L’arbitre conclut que la décision de l’employeur était déraisonnable. En effet, l’employeur a transformé ce qui doit être une entrevue de sélection, donc avant l’embauche, en entrevue d’évaluation du travail. Ce faisant, l’employeur a ajouté à la convention collective.

L’arbitre retient ainsi la position du syndicat selon laquelle une telle entrevue doit se faire en amont, c’est-à-dire avant l’embauche. Le but même de l’entrevue est de voir si l’enseignant a la formation requise et s’il est prêt à enseigner. Le fait de retarder potentiellement jusqu’au mois de décembre la tenue de cette entrevue de sélection signifierait qu’après trois mois d’enseignement, l’employeur pourrait conclure que la personne choisie n’a pas la formation requise ou qu’elle n’est pas prête.

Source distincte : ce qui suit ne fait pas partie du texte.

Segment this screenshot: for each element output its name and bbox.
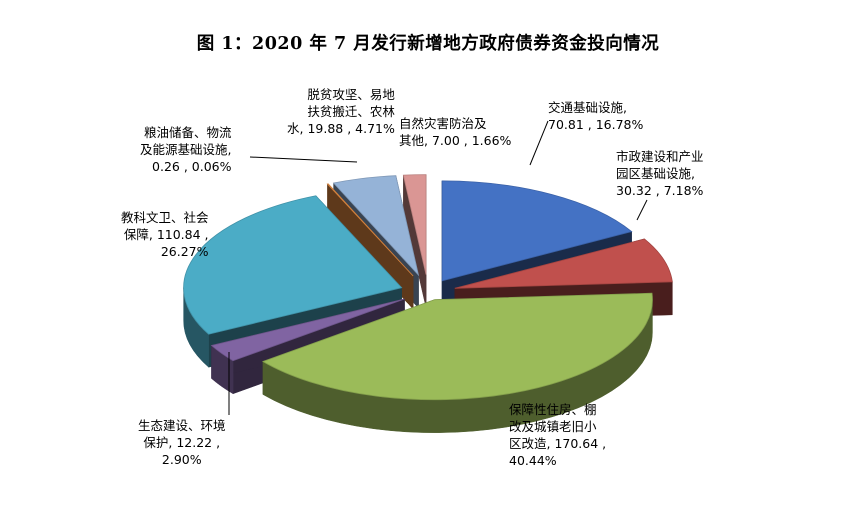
data-label-7-line-3: 水, 19.88 , 4.71% (287, 121, 395, 136)
data-label-3-line-4: 40.44% (509, 453, 557, 468)
data-label-4-line-1: 生态建设、环境 (138, 418, 226, 433)
data-label-8: 自然灾害防治及其他, 7.00 , 1.66% (399, 115, 511, 149)
data-label-6-line-2: 及能源基础设施, (140, 142, 232, 157)
data-label-6: 粮油储备、物流 及能源基础设施, 0.26 , 0.06% (140, 124, 231, 175)
leader-line-1 (529, 120, 549, 166)
data-label-2-line-1: 市政建设和产业 (616, 149, 704, 164)
data-label-6-line-3: 0.26 , 0.06% (152, 159, 232, 174)
pie-slice-8 (402, 174, 427, 308)
data-label-2: 市政建设和产业 园区基础设施, 30.32 , 7.18% (616, 148, 704, 199)
data-label-7: 脱贫攻坚、易地 扶贫搬迁、农林水, 19.88 , 4.71% (287, 86, 395, 137)
data-label-6-line-1: 粮油储备、物流 (143, 125, 232, 140)
data-label-2-line-3: 30.32 , 7.18% (616, 183, 704, 198)
data-label-5: 教科文卫、社会 保障, 110.84 , 26.27% (121, 209, 209, 260)
slice-top-2 (454, 238, 673, 289)
data-label-2-line-2: 园区基础设施, (616, 166, 695, 181)
data-label-3-line-1: 保障性住房、棚 (509, 402, 597, 417)
data-label-3-line-3: 区改造, 170.64 , (509, 436, 607, 451)
data-label-8-line-1: 自然灾害防治及 (399, 116, 487, 131)
slice-top-1 (441, 180, 633, 282)
data-label-4: 生态建设、环境 保护, 12.22 , 2.90% (138, 417, 226, 468)
leader-line-2 (636, 199, 648, 221)
data-label-7-line-2: 扶贫搬迁、农林 (307, 104, 395, 119)
slice-top-8 (402, 174, 427, 275)
data-label-5-line-3: 26.27% (160, 244, 209, 259)
data-label-4-line-3: 2.90% (161, 452, 202, 467)
slice-top-6 (326, 183, 414, 277)
data-label-3: 保障性住房、棚 改及城镇老旧小 区改造, 170.64 , 40.44% (509, 401, 606, 469)
data-label-4-line-2: 保护, 12.22 , (143, 435, 221, 450)
data-label-1: 交通基础设施, 70.81 , 16.78% (548, 99, 643, 133)
pie-slice-3 (262, 292, 653, 433)
data-label-8-line-2: 其他, 7.00 , 1.66% (399, 133, 512, 148)
data-label-5-line-2: 保障, 110.84 , (123, 227, 209, 242)
data-label-3-line-2: 改及城镇老旧小 (509, 419, 597, 434)
data-label-1-line-2: 70.81 , 16.78% (548, 117, 644, 132)
data-label-5-line-1: 教科文卫、社会 (121, 210, 209, 225)
data-label-7-line-1: 脱贫攻坚、易地 (307, 87, 395, 102)
slice-top-7 (332, 175, 420, 277)
leader-line-6 (249, 156, 358, 163)
slice-top-3 (262, 292, 653, 401)
chart-title: 图 1：2020 年 7 月发行新增地方政府债券资金投向情况 (196, 34, 660, 54)
slice-top-5 (183, 195, 403, 335)
data-label-1-line-1: 交通基础设施, (548, 100, 627, 115)
slice-top-4 (210, 298, 405, 362)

Or, en enseignant pendant un mois, il faut conclure que l’enseignante a démontré qu’elle remplissait ce qui est recherché par l’entrevue de sélection.

Par ailleurs, l’employeur avait soulevé un argument en lien avec une pratique passée, lequel n’a pas été retenu par l’arbitre.

Pour ces motifs, l’arbitre a accueilli le grief et a ordonné à l’employeur d’octroyer à l’enseignante son poste régulier tel que confirmé le 16 août 2021.